First AI-Powered Android Malware Discovered
ESET researchers have discovered "PromptSpy," the first known Android malware to use generative AI in its execution to achieve persistence on a device. The malware abuses Google's Gemini AI model to guide malicious user interface manipulation. The threat can reportedly capture lockscreen data and block attempts to uninstall it.

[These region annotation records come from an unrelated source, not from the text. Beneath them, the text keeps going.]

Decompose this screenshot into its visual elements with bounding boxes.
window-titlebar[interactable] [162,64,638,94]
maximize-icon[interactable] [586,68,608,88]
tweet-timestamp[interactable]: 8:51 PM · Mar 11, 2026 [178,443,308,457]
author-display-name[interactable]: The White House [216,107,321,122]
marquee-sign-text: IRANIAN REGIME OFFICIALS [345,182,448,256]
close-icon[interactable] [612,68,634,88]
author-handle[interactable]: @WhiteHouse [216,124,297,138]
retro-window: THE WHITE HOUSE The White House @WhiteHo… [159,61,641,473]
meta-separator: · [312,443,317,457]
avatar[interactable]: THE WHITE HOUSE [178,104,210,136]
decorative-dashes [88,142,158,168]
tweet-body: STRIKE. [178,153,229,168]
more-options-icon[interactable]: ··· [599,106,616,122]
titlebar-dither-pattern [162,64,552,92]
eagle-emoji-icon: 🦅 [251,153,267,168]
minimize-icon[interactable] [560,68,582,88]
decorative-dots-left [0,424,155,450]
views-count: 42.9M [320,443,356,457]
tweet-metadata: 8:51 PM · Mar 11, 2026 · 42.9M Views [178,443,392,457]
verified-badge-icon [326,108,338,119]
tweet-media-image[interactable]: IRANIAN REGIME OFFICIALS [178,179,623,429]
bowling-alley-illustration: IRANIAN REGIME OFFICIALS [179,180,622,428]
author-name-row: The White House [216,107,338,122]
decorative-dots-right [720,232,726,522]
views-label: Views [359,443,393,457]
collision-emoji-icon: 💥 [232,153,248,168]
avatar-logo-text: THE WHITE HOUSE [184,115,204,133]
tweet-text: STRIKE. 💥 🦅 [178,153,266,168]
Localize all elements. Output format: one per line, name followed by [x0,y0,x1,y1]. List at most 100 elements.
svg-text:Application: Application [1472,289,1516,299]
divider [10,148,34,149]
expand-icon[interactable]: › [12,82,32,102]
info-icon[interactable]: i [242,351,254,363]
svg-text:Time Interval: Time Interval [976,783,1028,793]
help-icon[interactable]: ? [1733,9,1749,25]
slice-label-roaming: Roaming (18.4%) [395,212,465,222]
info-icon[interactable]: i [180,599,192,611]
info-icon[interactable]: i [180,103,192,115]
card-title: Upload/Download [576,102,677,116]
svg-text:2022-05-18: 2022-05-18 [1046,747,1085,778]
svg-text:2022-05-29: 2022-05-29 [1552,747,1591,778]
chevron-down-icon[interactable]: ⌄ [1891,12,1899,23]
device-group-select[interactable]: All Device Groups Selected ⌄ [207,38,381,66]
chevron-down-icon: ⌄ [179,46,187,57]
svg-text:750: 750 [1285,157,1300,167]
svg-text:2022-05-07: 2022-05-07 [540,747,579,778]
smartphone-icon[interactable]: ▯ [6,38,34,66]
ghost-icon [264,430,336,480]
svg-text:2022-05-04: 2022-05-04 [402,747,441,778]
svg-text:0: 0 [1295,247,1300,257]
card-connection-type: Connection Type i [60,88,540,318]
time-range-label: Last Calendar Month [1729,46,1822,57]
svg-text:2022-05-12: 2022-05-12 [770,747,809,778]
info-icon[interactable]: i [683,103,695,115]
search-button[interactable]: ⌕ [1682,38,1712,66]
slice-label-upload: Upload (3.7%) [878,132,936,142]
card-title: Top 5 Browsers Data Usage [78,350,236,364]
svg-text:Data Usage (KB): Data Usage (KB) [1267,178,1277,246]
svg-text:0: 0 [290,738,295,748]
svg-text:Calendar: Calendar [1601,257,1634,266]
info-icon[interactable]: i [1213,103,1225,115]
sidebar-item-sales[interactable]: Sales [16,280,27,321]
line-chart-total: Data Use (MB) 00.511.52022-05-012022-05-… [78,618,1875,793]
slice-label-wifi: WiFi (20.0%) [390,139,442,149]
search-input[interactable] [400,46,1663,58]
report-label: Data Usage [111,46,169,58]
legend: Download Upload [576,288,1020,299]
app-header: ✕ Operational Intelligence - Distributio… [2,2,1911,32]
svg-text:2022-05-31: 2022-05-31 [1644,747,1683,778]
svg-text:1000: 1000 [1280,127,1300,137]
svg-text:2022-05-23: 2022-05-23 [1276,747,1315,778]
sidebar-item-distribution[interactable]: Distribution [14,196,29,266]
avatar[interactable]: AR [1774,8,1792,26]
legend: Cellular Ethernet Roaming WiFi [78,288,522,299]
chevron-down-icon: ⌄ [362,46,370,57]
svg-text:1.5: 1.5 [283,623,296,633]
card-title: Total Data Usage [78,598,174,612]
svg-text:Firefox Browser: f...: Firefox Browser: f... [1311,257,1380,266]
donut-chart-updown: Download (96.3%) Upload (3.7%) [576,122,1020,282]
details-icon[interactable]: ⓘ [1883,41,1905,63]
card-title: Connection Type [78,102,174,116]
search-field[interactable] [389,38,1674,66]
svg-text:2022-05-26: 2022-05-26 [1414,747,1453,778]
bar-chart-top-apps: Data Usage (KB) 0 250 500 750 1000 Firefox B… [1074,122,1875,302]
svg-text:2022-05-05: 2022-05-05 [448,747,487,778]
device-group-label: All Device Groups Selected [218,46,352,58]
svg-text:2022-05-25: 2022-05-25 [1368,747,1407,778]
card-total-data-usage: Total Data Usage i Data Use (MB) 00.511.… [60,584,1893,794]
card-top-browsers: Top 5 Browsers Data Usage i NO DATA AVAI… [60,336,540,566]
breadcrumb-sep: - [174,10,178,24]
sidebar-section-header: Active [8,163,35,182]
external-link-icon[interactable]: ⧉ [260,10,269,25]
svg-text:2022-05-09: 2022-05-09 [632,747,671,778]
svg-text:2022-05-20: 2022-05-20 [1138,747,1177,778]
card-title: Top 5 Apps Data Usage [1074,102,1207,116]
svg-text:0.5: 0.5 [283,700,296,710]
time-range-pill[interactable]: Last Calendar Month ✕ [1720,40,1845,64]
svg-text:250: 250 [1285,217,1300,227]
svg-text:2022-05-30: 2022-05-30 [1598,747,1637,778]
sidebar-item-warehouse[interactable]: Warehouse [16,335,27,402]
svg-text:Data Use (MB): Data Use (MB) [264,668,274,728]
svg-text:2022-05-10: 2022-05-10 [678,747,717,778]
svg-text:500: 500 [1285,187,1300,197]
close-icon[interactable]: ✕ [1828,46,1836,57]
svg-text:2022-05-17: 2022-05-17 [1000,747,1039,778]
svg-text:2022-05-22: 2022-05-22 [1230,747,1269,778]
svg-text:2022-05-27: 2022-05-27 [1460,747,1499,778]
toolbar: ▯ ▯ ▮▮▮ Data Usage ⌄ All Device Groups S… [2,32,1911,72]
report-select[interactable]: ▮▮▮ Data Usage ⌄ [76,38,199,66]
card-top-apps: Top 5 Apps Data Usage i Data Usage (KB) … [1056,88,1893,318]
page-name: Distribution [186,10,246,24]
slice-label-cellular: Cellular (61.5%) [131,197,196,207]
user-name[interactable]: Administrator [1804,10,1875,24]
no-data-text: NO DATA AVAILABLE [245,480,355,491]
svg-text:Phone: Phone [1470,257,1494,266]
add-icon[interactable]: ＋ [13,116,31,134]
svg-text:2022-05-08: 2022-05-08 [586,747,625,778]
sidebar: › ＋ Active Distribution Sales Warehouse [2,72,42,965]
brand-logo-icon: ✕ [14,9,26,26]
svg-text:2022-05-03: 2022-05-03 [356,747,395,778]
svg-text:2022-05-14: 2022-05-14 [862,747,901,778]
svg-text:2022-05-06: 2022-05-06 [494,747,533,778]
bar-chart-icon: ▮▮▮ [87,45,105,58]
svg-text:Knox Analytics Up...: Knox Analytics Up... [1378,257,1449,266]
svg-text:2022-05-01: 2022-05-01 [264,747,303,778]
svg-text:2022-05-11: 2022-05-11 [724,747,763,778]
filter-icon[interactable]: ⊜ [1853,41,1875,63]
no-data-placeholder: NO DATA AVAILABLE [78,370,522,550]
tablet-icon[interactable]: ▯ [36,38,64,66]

- The malware leverages Google's Gemini AI to interpret the device's user interface, allowing it to adapt its malicious actions to various Android versions, screen layouts, and device models. This makes it significantly more adaptable than traditional Android malware that relies on hardcoded screen coordinates, which can fail on different devices. - PromptSpy's primary objective is to grant attackers full remote control of the infected device through a built-in Virtual Network Computing (VNC) module. This allows threat actors to see the screen in real-time and perform actions as if they were holding the device. - To execute its commands without user input, PromptSpy abuses Android's Accessibility Services. It also uses these services to prevent its own removal by placing invisible overlays on top of system buttons like "Uninstall" or "Disable". - The malware is distributed through a dedicated website and has not been found on the Google Play Store. It masquerades as a JPMorgan Chase application for users in Argentina, with the dropper app named "MorganArg". - ESET researchers have identified debug strings in simplified Chinese within the code, suggesting the malware may have been developed in a Chinese-speaking environment. The malware is considered an advanced version of a previously known Android malware called VNCSpy. - Beyond its AI-driven persistence, PromptSpy can capture lockscreen PINs, passwords, and record pattern unlocks as video files. It also has the capability to take screenshots, record screen activity, and upload the list of installed apps to its command-and-control server. - This is the second AI-powered malware discovered by ESET, following the AI-driven ransomware "PromptLock" found in August 2025. While the use of generative AI in PromptSpy is currently limited to achieving persistence, it signals a new evolution in more dynamic and adaptable mobile threats. - To remove PromptSpy, users must reboot their device into Safe Mode, which disables third-party apps and allows for uninstallation.